A anandamida é um neurotransmissor endógeno (nosso corpo produz, mais especificamente o cérebro). Ela é conhecida como “substância da felicidade” e tem o potencial de promover efeitos analgésicos, ansiolíticos e antidepressivos.
Se buscarmos em textos anteriores, aqui mesmo nesse blog, encontraremos uma breve explicação sobre o sistema endocanabinoide e como a anandamida age no nosso corpo. Curiosamente o THC, uma molécula fitocanabinoide proveniente da planta Cannabis sativa sp., possui características muito parecidas com a anandamida.

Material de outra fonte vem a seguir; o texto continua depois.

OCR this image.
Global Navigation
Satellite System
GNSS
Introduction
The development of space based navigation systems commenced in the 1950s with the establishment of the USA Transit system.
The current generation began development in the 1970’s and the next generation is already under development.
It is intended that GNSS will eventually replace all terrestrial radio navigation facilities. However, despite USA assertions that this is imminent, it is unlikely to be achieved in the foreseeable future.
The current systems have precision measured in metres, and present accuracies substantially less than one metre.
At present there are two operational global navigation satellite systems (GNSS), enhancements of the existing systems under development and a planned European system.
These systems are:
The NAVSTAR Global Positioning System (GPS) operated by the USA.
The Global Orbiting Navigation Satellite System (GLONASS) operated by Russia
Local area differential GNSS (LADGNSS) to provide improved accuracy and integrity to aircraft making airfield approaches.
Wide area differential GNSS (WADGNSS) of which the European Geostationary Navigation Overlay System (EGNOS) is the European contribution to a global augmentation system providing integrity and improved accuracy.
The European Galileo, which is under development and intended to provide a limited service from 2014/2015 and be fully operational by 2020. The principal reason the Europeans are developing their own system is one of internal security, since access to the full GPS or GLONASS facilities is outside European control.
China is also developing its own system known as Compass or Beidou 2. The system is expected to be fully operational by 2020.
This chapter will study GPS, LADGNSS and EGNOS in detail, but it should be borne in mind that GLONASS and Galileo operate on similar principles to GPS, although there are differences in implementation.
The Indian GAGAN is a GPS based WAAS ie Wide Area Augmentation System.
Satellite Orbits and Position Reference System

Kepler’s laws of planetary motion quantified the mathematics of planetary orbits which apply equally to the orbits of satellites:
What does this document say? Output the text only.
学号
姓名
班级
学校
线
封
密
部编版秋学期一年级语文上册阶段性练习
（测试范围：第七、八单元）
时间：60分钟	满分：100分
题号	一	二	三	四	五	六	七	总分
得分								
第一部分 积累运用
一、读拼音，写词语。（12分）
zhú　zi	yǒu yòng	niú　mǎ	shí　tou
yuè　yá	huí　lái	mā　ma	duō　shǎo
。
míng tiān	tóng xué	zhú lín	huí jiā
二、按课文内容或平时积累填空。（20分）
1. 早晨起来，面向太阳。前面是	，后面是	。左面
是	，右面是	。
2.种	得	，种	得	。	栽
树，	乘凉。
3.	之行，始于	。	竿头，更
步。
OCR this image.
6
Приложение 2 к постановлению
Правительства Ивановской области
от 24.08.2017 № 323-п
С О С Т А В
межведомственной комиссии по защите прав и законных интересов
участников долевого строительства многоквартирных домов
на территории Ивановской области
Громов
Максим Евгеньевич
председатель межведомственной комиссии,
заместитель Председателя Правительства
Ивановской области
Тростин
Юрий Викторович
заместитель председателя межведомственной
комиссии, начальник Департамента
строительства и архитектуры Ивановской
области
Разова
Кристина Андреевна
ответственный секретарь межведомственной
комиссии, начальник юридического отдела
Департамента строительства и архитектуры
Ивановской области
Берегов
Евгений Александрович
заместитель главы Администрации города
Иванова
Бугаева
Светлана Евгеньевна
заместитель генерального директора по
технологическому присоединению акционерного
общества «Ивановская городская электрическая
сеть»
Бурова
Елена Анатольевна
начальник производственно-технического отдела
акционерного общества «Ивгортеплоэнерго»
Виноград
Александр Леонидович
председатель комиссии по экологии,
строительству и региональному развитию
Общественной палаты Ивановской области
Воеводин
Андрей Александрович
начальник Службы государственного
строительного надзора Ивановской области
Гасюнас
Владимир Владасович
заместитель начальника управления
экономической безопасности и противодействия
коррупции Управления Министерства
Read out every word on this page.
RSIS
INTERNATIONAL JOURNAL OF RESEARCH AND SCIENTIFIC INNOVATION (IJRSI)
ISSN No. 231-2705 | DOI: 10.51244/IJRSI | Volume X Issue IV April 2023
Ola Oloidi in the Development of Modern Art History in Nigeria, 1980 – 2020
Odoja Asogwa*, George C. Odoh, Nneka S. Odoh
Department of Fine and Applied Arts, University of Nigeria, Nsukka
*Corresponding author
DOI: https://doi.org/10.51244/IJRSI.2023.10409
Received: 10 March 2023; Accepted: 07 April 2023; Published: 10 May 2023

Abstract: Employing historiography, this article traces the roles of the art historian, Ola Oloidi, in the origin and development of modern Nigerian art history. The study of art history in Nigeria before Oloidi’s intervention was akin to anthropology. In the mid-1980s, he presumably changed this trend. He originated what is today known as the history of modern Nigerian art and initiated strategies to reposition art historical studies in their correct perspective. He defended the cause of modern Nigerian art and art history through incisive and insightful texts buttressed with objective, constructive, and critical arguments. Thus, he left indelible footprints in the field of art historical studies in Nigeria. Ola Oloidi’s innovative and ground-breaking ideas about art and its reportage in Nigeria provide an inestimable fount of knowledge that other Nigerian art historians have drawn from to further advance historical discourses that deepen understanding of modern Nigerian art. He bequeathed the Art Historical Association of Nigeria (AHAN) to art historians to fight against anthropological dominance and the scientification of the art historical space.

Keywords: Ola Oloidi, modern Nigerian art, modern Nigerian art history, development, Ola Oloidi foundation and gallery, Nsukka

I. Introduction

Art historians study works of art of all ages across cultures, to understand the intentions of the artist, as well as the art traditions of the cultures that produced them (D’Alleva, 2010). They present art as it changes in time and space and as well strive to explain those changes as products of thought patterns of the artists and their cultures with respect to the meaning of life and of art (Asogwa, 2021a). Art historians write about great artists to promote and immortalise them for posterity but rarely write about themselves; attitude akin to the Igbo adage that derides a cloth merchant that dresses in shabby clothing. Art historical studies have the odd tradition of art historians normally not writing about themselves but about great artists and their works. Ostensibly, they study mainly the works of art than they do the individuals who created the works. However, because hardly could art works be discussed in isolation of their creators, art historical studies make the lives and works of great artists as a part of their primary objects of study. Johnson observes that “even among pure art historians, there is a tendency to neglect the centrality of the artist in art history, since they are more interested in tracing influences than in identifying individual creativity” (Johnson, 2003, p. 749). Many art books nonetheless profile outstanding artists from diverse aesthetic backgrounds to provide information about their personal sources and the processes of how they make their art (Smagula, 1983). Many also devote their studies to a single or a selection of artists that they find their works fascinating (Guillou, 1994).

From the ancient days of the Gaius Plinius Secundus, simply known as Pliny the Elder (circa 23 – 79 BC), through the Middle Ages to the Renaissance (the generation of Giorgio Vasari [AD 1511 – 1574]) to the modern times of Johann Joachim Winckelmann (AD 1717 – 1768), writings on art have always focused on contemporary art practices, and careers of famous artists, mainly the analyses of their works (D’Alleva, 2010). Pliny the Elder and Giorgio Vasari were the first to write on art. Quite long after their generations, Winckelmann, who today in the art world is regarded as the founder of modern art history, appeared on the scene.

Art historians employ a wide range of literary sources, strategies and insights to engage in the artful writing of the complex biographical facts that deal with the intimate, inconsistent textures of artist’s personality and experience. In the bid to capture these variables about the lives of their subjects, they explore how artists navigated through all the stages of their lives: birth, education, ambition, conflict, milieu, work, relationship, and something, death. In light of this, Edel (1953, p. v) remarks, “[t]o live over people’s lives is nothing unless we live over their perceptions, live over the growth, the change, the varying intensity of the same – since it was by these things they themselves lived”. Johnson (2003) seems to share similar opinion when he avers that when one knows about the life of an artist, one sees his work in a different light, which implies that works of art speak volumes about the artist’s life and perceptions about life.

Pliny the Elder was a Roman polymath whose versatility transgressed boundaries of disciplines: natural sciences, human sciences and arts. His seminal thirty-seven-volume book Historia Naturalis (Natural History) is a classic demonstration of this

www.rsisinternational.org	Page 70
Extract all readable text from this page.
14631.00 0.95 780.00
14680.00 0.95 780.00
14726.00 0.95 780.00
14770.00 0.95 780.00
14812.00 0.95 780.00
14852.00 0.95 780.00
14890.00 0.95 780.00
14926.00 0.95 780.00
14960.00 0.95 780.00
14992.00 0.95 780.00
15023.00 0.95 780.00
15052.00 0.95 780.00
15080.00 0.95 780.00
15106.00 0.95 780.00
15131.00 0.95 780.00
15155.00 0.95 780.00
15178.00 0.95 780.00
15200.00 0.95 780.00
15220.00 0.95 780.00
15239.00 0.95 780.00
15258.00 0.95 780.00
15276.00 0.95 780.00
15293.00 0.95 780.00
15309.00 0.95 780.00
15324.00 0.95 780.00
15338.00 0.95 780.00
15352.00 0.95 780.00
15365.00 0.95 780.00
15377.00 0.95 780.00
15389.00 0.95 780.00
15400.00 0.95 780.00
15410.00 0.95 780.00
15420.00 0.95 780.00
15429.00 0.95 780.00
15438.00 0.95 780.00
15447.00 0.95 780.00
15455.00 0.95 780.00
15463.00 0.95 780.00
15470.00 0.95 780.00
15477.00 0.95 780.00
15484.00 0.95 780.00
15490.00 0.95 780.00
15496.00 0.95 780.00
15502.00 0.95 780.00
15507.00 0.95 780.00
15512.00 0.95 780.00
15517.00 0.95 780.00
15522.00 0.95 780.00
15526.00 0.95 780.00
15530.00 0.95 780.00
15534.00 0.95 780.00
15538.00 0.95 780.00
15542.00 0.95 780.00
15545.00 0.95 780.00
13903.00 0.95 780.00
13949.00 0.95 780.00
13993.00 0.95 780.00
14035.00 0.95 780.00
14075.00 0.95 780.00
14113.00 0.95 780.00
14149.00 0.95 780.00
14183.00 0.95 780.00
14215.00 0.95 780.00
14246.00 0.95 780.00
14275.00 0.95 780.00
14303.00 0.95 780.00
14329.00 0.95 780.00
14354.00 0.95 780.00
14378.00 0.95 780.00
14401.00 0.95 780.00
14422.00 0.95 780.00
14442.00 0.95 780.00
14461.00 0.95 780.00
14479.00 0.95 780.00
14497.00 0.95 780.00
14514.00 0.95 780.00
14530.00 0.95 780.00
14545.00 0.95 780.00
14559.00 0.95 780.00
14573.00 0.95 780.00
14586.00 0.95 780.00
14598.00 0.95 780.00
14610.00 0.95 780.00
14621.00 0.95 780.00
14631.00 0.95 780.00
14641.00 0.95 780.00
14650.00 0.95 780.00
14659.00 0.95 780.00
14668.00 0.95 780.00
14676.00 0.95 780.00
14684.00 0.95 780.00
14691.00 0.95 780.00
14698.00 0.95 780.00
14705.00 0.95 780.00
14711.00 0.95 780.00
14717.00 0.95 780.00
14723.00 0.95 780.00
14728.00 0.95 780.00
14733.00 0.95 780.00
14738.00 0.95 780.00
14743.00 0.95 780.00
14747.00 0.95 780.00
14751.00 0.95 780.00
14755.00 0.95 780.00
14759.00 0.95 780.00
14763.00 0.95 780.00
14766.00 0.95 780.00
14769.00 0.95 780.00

Com base na história da Jo Cameron, dos achados no estudo da University College London e no conhecimento sobre o sistema endocanabinoide, podemos levantar e testar hipóteses de que esse complexo sistema responsável por regular diversas funções do nosso corpo, e as moléculas que atuam nele (incluindo a anandamida e o THC), são importantes para o tratamento de condições neurológicas, incluindo dor crônica, ansiedade, depressão e condições neurodegenerativas.
Com a implementação do uso dos derivados da cannabis, juntamente com práticas integrativas, exercícios físicos, exercícios mentais, e alimentação saudável, pode ser possível manter uma vida mais equilibrada; com menos dores, menos estresse, medo, insegurança e mais qualidade de vida. Assim poderemos entender um pouco sobre como é viver com níveis elevados e mais constantes de anandamida, sem precisar de uma mutação ou fórmula mágica.
Referência:
Iversen L. Cannabis and the brain. Brain. 2003 Jun;126(Pt 6):1252-70. doi: 10.1093/brain/awg143. PMID: 12764049.
Mikaeili H, Habib AM, Yeung CW, Santana-Varela S, Luiz AP, Panteleeva K, Zuberi S, Athanasiou-Fragkouli A, Houlden H, Wood JN, Okorokov AL, Cox JJ. Molecular basis of FAAH-OUT-associated human pain insensitivity. Brain. 2023 May 24:awad098. doi: 10.1093/brain/awad098. Epub ahead of print. PMID: 37222214.